All’ex presidente Iorio nemmeno dispiacerebbe riprovarci, così come lo stesso Toma non ha mai nascosto – e nelle ultime ore ha pure rilanciato – le sue ambizioni.
Infine, ma non in ordine di importanza le fibrillazioni in Forza Italia, quelle pre elettorali, per intenderci. La ricucitura tra Meloni e Berlusconi è stata accolta con soddisfazione ma non risolve il malcontento generato dalla gestione delle candidature, soprattutto al Sud dove l’eurodeputato Aldo Patriciello gode di fama e notorietà. Ovvero, dove raccoglie i numerosissimi voti necessari per l’elezione a Bruxelles. Se Patriciello dovesse lasciare il partito, ci sarebbero decine di amministratori pronti a seguirlo, anche in Molise.

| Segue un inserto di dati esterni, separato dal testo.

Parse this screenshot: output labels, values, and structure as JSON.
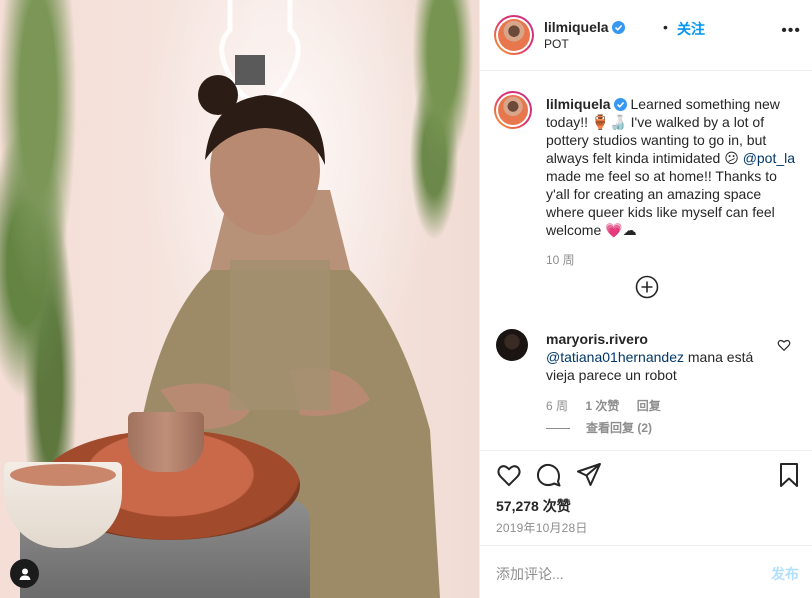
{
  "header": {
    "username": "lilmiquela",
    "dot": "•",
    "follow_label": "关注",
    "location": "POT",
    "more_label": "•••"
  },
  "caption": {
    "username": "lilmiquela",
    "text_1": "Learned something new today!! 🏺🍶 I've walked by a lot of pottery studios wanting to go in, but always felt kinda intimidated 😕 ",
    "mention": "@pot_la",
    "text_2": " made me feel so at home!! Thanks to y'all for creating an amazing space where queer kids like myself can feel welcome 💗☁",
    "time": "10 周"
  },
  "comment": {
    "username": "maryoris.rivero",
    "mention": "@tatiana01hernandez",
    "text": " mana está vieja parece un robot",
    "time": "6 周",
    "likes": "1 次赞",
    "reply_label": "回复",
    "view_replies": "查看回复 (2)"
  },
  "actions": {
    "likes": "57,278 次赞",
    "date": "2019年10月28日"
  },
  "comment_box": {
    "placeholder": "添加评论...",
    "post_label": "发布"
  },
  "colors": {
    "accent": "#0095f6",
    "post_disabled": "#b2dffc",
    "mention": "#00376b",
    "muted": "#8e8e8e"
  },
  "icons": [
    "verified-badge-icon",
    "more-icon",
    "add-circle-icon",
    "heart-icon",
    "comment-icon",
    "share-icon",
    "bookmark-icon",
    "user-icon"
  ]
}
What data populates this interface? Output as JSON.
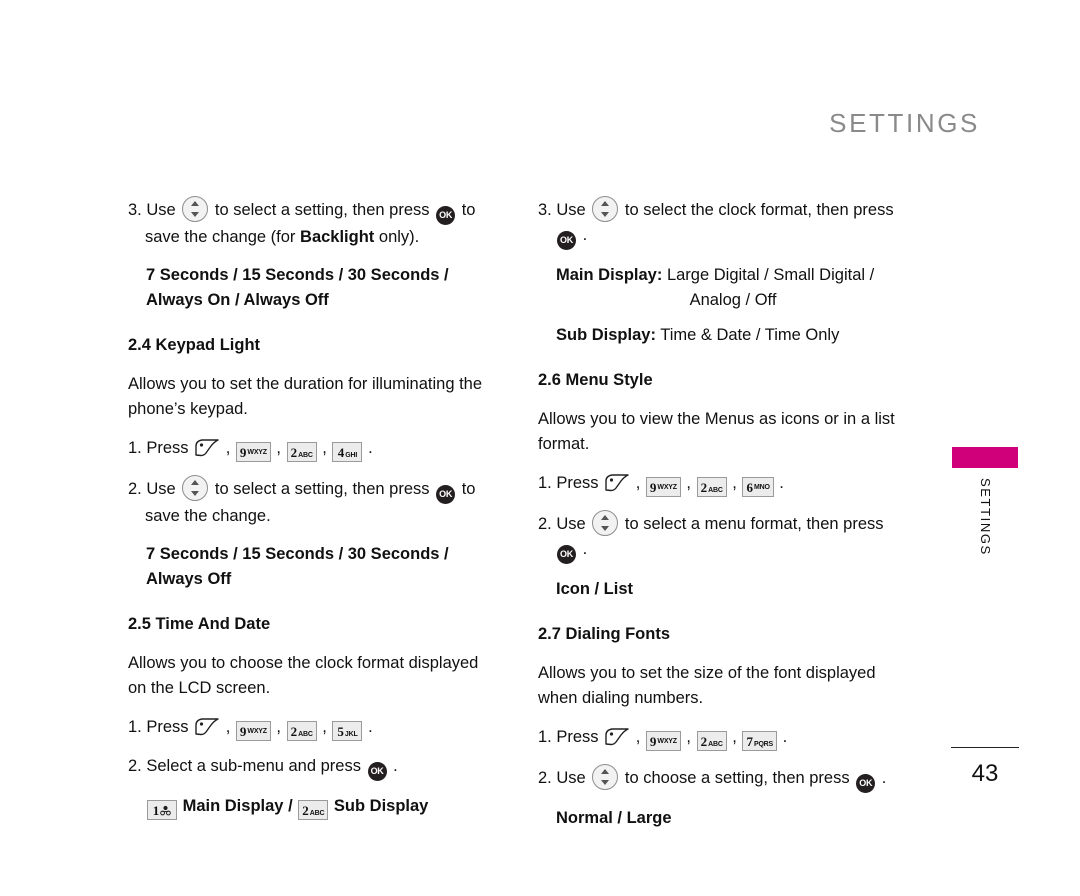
{
  "header": {
    "title": "SETTINGS"
  },
  "side_tab": {
    "label": "SETTINGS",
    "color": "#cf0079"
  },
  "footer": {
    "page_number": "43"
  },
  "icons": {
    "nav_key": "up-down-navigation-key-icon",
    "ok_key": "ok-key-icon",
    "smart_key": "smart-send-key-icon",
    "key_1": "keypad-1-voicemail-key-icon",
    "key_2": "keypad-2-abc-key-icon",
    "key_4": "keypad-4-ghi-key-icon",
    "key_5": "keypad-5-jkl-key-icon",
    "key_6": "keypad-6-mno-key-icon",
    "key_7": "keypad-7-pqrs-key-icon",
    "key_9": "keypad-9-wxyz-key-icon",
    "ok_label": "OK"
  },
  "keys": {
    "k1": {
      "num": "1",
      "sub": ""
    },
    "k2": {
      "num": "2",
      "sub": "ABC"
    },
    "k4": {
      "num": "4",
      "sub": "GHI"
    },
    "k5": {
      "num": "5",
      "sub": "JKL"
    },
    "k6": {
      "num": "6",
      "sub": "MNO"
    },
    "k7": {
      "num": "7",
      "sub": "PQRS"
    },
    "k9": {
      "num": "9",
      "sub": "WXYZ"
    }
  },
  "left_column": {
    "step3_a": "3. Use",
    "step3_b": "to select a setting, then press",
    "step3_c": "to",
    "step3_d": "save the change (for",
    "step3_bold": "Backlight",
    "step3_e": "only).",
    "backlight_options_line1": "7 Seconds / 15 Seconds / 30 Seconds /",
    "backlight_options_line2": "Always On / Always Off",
    "section_24_title": "2.4 Keypad Light",
    "section_24_desc": "Allows you to set the duration for illuminating the phone’s keypad.",
    "s24_step1": "1. Press",
    "s24_step2_a": "2. Use",
    "s24_step2_b": "to select a setting, then press",
    "s24_step2_c": "to",
    "s24_step2_d": "save the change.",
    "keypad_options_line1": "7 Seconds / 15 Seconds / 30 Seconds /",
    "keypad_options_line2": "Always Off",
    "section_25_title": "2.5 Time And Date",
    "section_25_desc": "Allows you to choose the clock format displayed on the LCD screen.",
    "s25_step1": "1. Press",
    "s25_step2_a": "2. Select a sub-menu and press",
    "s25_main_display": "Main Display",
    "s25_slash": "/",
    "s25_sub_display": "Sub Display",
    "period": "."
  },
  "right_column": {
    "step3_a": "3. Use",
    "step3_b": "to select the clock format, then press",
    "main_display_label": "Main Display:",
    "main_display_value_line1": "Large Digital / Small Digital /",
    "main_display_value_line2": "Analog / Off",
    "sub_display_label": "Sub Display:",
    "sub_display_value": "Time & Date / Time Only",
    "section_26_title": "2.6 Menu Style",
    "section_26_desc": "Allows you to view the Menus as icons or in a list format.",
    "s26_step1": "1. Press",
    "s26_step2_a": "2. Use",
    "s26_step2_b": "to select a menu format, then press",
    "s26_options": "Icon / List",
    "section_27_title": "2.7 Dialing Fonts",
    "section_27_desc": "Allows you to set the size of the font displayed when dialing numbers.",
    "s27_step1": "1. Press",
    "s27_step2_a": "2. Use",
    "s27_step2_b": "to choose a setting, then press",
    "s27_options": "Normal / Large",
    "period": ".",
    "comma": ","
  }
}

In attesa che il quadro romano sia più nitido (non vanno tuttavia confuse le strategie Pd-5 stelle per gli uffici parlamentari con le intese locali), il Movimento di Federico, Greco e Gravina sembra orientato ad allargare il perimetro. Ma fino a che punto? Per ora è solo una indiscrezione o forse una pia intenzione dei grillini più radicali – e per come cambiano velocemente le cose in politica, domani potrebbe accadere l’esatto contrario –: sembrerebbe che il Movimento spinga per aprire alla società civile, ai movimenti civici di area, ai partiti di sinistra fatta però eccezione per il Pd. L’ultima parola spetterà a Conte e, almeno così riferiscono fonti pentastellate, l’ex presidente del Consiglio potrebbe tracciare presto la strada, «tenendo conto che il Pd in Molise oggi è retto da Vittorino Facciolla, che fino a cinque anni fa è stato assessore plenipotenziario di Paola di Laura Frattura».
La confusione è tanta anche nel centrosinistra, nel Partito democratico in particolare. Al di là degli stracci che continuano a volare tra il segretario Facciolla e la capogruppo Fanelli, dopo la sconfitta alle politiche in Molise la leadership è stata messa seriamente in discussione.
Fonti dem riferiscono che il segretario sarebbe intenzionato a dimettersi, convocare il congresso e farsi rieleggere. Ma sembrerebbe che dal Nazareno avrebbero già preso le contromisure: un “supervisore” romano per traghettare il partito alle regionali.
Insomma, quadro complicato e poche certezze in tutti gli schieramenti.
La prossima legislatura, considerando la velocità con cui la regione si è spopolata negli ultimi anni, potrebbe essere l’ultima, prima che il governo decida d’ufficio l’accorpamento con uno dei territori limitrofi (se non lo smembramento, come avrebbe voluto Morassut del Pd).
Serve un governo forte, credibile e soprattutto autorevole.
Cambiare il capobanda senza rinnovare l’orchestra non è certezza di musica nuova.
Puntare oggi il dito contro Toma è fin troppo semplice: nell’Aula di Palazzo D’Aimmo ci sono consiglieri e assessori che governano (?) da decenni.